Coelacanths are famous for being “living fossils”, completely disappearing from the fossil record at the end of the Cretaceous but then being rediscovered alive just 80 years ago. But although they’re often thought to have physically changed very little over the last 300 million years or so, more recent discoveries are starting to show that coelacanth body forms and lifestyles were actually more varied in the distant past.

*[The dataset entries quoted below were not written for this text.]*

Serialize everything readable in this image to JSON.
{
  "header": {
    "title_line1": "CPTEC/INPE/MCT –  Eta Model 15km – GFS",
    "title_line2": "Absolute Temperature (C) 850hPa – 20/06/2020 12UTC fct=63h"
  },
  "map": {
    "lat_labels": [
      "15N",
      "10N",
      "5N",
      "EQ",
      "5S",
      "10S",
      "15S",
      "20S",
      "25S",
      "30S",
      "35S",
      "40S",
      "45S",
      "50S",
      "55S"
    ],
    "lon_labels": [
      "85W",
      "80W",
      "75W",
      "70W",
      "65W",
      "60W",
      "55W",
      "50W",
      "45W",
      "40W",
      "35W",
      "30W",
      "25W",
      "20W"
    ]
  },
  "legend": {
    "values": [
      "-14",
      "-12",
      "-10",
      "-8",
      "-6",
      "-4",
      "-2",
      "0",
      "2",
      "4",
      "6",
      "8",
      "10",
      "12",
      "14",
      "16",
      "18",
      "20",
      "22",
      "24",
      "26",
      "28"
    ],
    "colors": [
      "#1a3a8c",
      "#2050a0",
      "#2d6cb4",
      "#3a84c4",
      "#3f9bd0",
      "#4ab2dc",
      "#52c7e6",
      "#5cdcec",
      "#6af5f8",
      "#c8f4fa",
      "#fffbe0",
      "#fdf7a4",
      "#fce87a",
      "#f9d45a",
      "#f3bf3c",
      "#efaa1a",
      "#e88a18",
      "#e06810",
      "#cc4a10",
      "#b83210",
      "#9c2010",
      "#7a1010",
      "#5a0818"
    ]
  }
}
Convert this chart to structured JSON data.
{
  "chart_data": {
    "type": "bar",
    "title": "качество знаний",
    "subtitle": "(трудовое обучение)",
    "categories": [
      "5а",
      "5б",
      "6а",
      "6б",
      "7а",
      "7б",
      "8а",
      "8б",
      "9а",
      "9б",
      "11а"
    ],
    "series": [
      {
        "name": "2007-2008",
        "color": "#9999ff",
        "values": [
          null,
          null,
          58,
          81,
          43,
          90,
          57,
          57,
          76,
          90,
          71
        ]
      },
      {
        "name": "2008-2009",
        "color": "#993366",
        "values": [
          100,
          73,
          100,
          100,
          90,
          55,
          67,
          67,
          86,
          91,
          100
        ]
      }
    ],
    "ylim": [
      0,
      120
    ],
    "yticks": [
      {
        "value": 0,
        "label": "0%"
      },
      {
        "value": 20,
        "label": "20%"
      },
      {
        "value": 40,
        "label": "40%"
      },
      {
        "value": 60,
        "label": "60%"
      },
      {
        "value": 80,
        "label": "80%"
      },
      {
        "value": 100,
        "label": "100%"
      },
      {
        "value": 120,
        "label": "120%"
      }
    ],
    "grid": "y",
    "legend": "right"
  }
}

Meet the wonderfully-named Rebellatrix divaricerca, from the Early Triassic of British Columbia, Canada (~251-247 mya). Measuring around 1.3m long (4′3″), its body shape and large symmetrical forked tail suggest it was adapted for fast swimming. Unlike its slow-moving deep-water modern relatives this coelacanth was a speedy oceanic active predator, convergently similar to tuna or some sharks.

Since it lived in the immediate wake of the end-Permian “Great Dying” mass extinction, Rebellatrix may have rapidly evolved from more standard-looking coelacanths to take advantage of a suddenly vacant ecological niche – or it might be part of a more extensive unusual lineage whose other members simply haven’t been discovered yet.